Le escribo un diario para que el día que despierte sepa todo lo que se ha perdido durante este paréntesis de inconsciencia. Le mando notas de voz a su móvil y le reenvío todos los mensajes de fuerza y cariño. Aparecen amigos de debajo de las piedras. Toda la maquinaria de la familia se ha puesto a funcionar y tiran de contactos. Es increíble cómo, al final del día, y con la que tienen encima, todavía haya médicos y enfermeras, amigos de un sobrino o del vecino del tercero, que tardan un ratito más en irse a sus casas para acercarse a la UCI y preguntar por su estado. La palabra prudencia siempre va por delante, pero parece que está un pelín mejor. Hoy nos vamos contentos a la cama.
Ha pasado ya más de una semana desde que lo intubaron. Desde el principio, nos dijeron que, en el mejor de los casos, quince días en esa unidad no se los quitaba nadie. En un momento de despiste encendemos la televisión. Muchos de los pacientes COVID se mueren después de 21 días en la UCI por un fallo en alguno de los órganos vitales. ¿En qué momento hemos bajado la guardia?
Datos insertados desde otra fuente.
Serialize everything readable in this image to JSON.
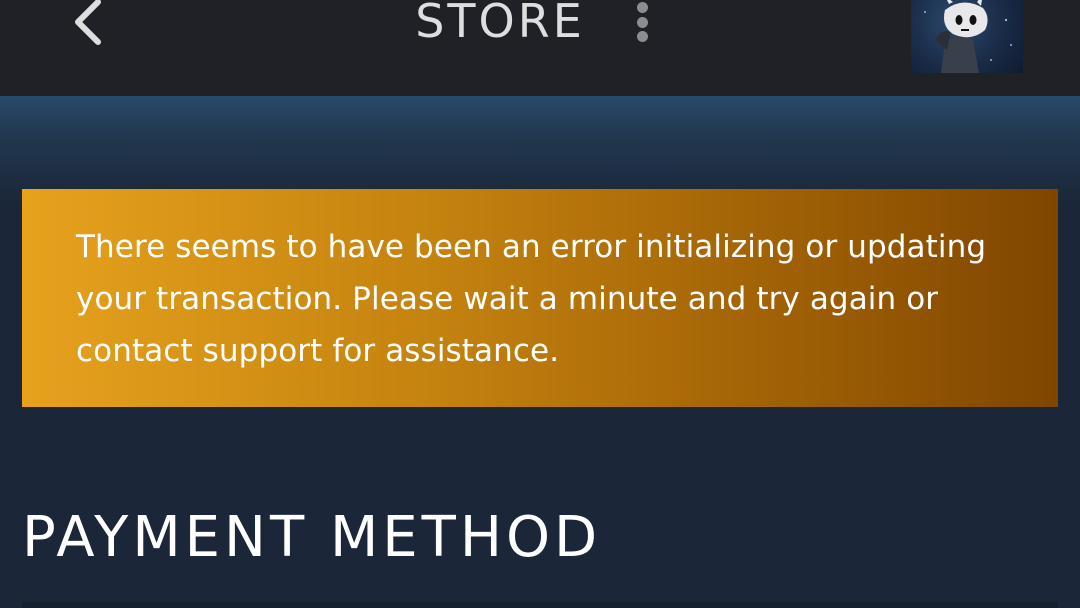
{
  "header": {
    "title": "STORE",
    "back_icon": "chevron-left-icon",
    "menu_icon": "kebab-menu-icon",
    "avatar_icon": "user-avatar"
  },
  "alert": {
    "message": "There seems to have been an error initializing or updating your transaction. Please wait a minute and try again or contact support for assistance.",
    "color_start": "#e6a21d",
    "color_end": "#7f4600"
  },
  "section": {
    "title": "PAYMENT METHOD"
  },
  "colors": {
    "topbar": "#1f2126",
    "page_background": "#1b2638",
    "header_gradient": "#2a4a6a",
    "text": "#ffffff"
  }
}
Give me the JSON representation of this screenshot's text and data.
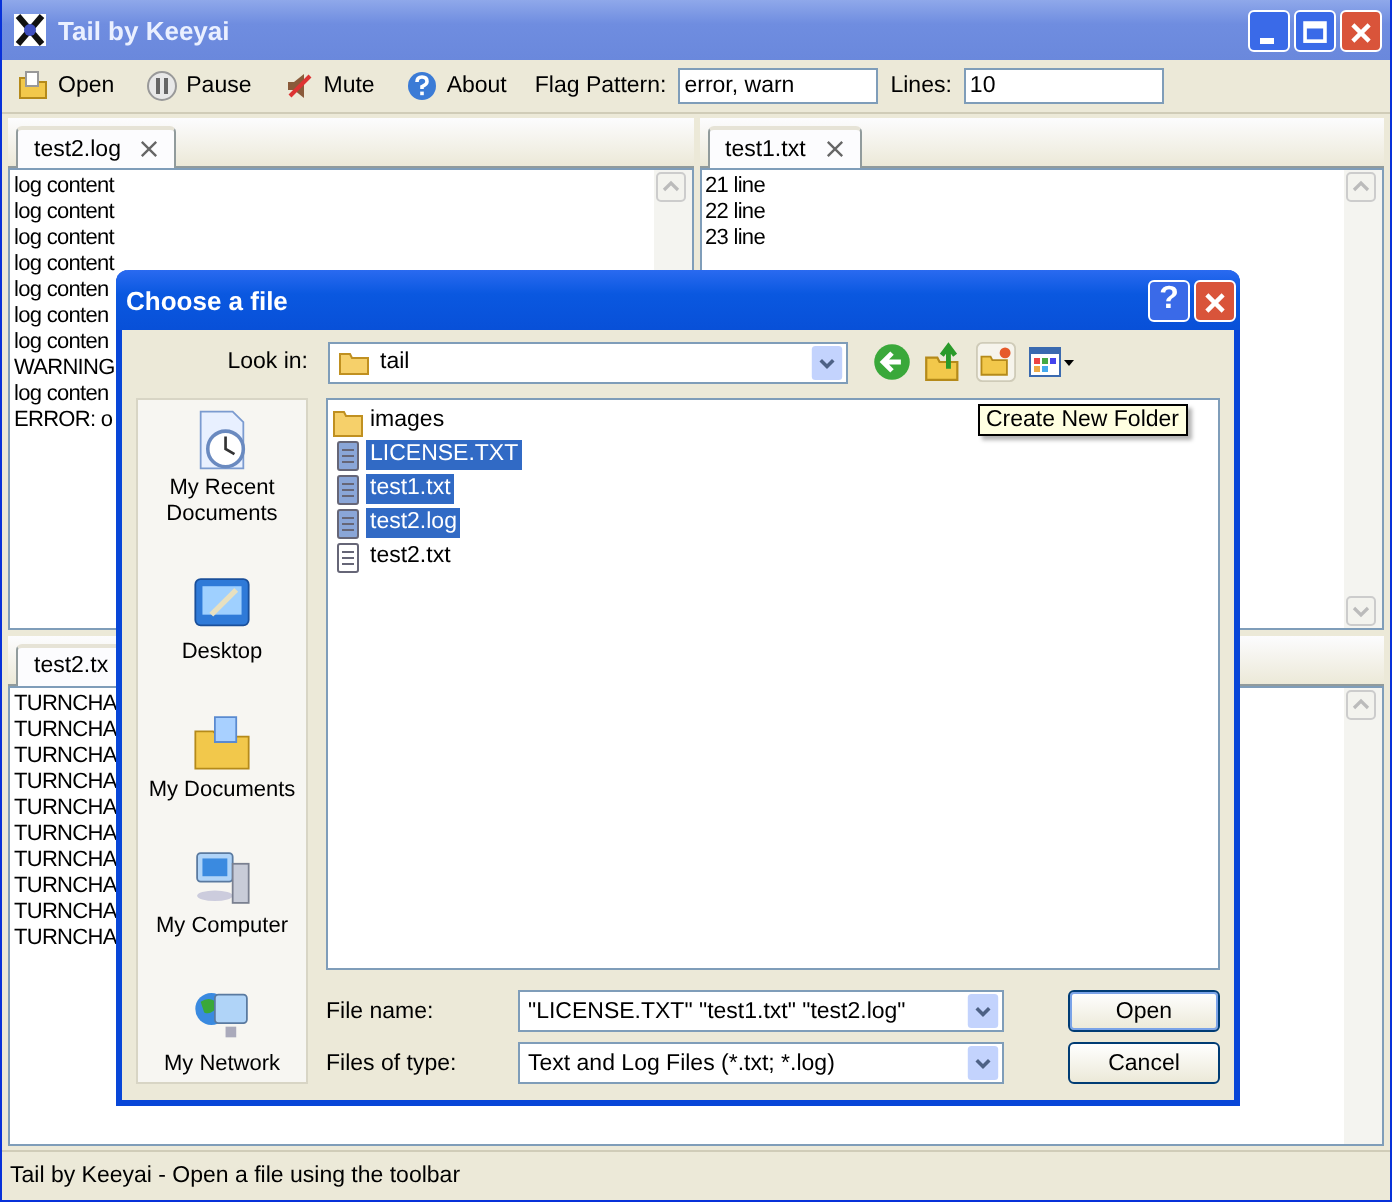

Y en medio de estas tribulaciones, por fin llega el día, un 6 de abril, en el que te anuncian que lo han despertado y extubado con éxito. Por primera vez, me parece encontrar una sonrisa en la voz de la intensivista. “La verdad es que nosotros también estamos muy contentos. No todos nuestros pacientes han tenido la misma suerte”.
Alguien nos ha dicho que es el único superviviente de los cinco pacientes que ingresaron en la UCI aquel día. Eso acojona bastante, y explica las lágrimas del hombretón cuando, 28 días después, cruza la mirada con su madre y los dos son conscientes de que ha vuelto a nacer.